Unmitigated urbanization frequently alters the flow frequency distribution and changes the source and transport rates of sediments in previously “in regime” channels. These changes may result in increased stream erosion, changes in alluvial materials and degradation of water quality and habitat, conditions called “urban stream syndrome”. Early identification of streams with the potential to develop urban stream syndrome may allow for additional implementation of watershed controls such as Low Impact Development or within stream mitigation (e.g. erosion controls). Regime theory applied to dynamically-stable alluvial channels has identified empirical equations linking width (W), depth (H), slope (S), mean sediment particle size (D50), and the 2-yr return bankfull discharge (Q2).
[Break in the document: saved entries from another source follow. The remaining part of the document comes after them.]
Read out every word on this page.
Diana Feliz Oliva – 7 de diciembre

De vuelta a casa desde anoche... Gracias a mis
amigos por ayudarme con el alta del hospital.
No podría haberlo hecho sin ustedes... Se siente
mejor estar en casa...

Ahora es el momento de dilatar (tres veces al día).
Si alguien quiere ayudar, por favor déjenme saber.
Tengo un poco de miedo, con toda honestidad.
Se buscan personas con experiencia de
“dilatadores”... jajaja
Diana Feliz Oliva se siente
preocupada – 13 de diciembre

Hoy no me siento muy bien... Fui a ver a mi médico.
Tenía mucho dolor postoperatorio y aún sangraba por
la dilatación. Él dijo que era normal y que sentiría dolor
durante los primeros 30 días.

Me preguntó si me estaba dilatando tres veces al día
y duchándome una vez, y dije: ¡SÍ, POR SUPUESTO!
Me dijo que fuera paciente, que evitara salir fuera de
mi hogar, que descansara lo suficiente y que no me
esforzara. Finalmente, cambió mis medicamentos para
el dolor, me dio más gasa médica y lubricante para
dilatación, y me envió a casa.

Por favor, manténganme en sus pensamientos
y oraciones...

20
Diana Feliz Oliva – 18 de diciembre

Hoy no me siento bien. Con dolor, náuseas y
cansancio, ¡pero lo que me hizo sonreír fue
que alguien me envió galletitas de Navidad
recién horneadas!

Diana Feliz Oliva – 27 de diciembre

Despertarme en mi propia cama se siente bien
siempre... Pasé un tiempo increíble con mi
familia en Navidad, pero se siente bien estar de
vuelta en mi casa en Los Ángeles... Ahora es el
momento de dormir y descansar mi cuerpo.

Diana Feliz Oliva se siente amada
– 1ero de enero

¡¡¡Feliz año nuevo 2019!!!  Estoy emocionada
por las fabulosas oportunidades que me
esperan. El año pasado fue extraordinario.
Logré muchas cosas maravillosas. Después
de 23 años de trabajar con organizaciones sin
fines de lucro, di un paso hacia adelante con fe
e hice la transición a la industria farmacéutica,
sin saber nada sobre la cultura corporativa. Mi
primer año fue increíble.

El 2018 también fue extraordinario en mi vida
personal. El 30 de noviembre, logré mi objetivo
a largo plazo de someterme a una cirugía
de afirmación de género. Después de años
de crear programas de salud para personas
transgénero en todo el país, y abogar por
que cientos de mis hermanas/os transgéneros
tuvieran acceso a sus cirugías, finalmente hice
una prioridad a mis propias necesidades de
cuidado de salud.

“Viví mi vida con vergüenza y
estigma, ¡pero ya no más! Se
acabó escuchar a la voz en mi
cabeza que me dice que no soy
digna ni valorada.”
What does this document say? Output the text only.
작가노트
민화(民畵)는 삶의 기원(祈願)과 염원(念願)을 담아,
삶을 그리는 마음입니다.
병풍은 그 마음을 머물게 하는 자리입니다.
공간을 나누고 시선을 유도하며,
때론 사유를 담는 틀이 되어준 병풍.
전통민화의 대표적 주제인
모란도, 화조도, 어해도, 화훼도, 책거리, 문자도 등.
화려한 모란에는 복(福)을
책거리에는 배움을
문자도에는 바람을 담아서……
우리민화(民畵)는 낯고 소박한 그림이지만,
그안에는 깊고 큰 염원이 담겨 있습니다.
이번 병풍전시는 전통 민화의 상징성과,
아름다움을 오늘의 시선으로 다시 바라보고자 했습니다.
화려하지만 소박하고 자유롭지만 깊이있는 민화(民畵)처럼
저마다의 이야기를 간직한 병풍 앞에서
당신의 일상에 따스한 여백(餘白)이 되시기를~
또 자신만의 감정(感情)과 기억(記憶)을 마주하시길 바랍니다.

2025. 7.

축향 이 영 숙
This study examines the application of regime-theory equations to urban streams as a means of identifying channels with urban stream syndrome. To begin the assessment of the applicability of regime equations an extensive database of channel morphology variables for 733 in-regime channels, from North America, Britain and South Asia, was compiled from existing publications. Using this database a Group Method of Data Handling (GMDH) model was developed to predict specific stream power for comparison with observed values to determine whether a channel is in or out of regime. The application of the GMDH model was showcased using regional flow and sediment data to predict channel conditions of several watercourses in Southern Ontario, Canada. The GMDH model reliably identified channels both in and out of regime conditions compared with published in-situ assessments based on Rapid Geomorphic Assessments (RGAs). This study has identified changes in specific stream power (ω) as a reliable early detection metric for occurrence of the urban stream syndrome. The model can inform the strategies to mitigate the urban stream syndrome, including within-channel mitigation and watershed initiatives, including Low Impact Developments (LIDs).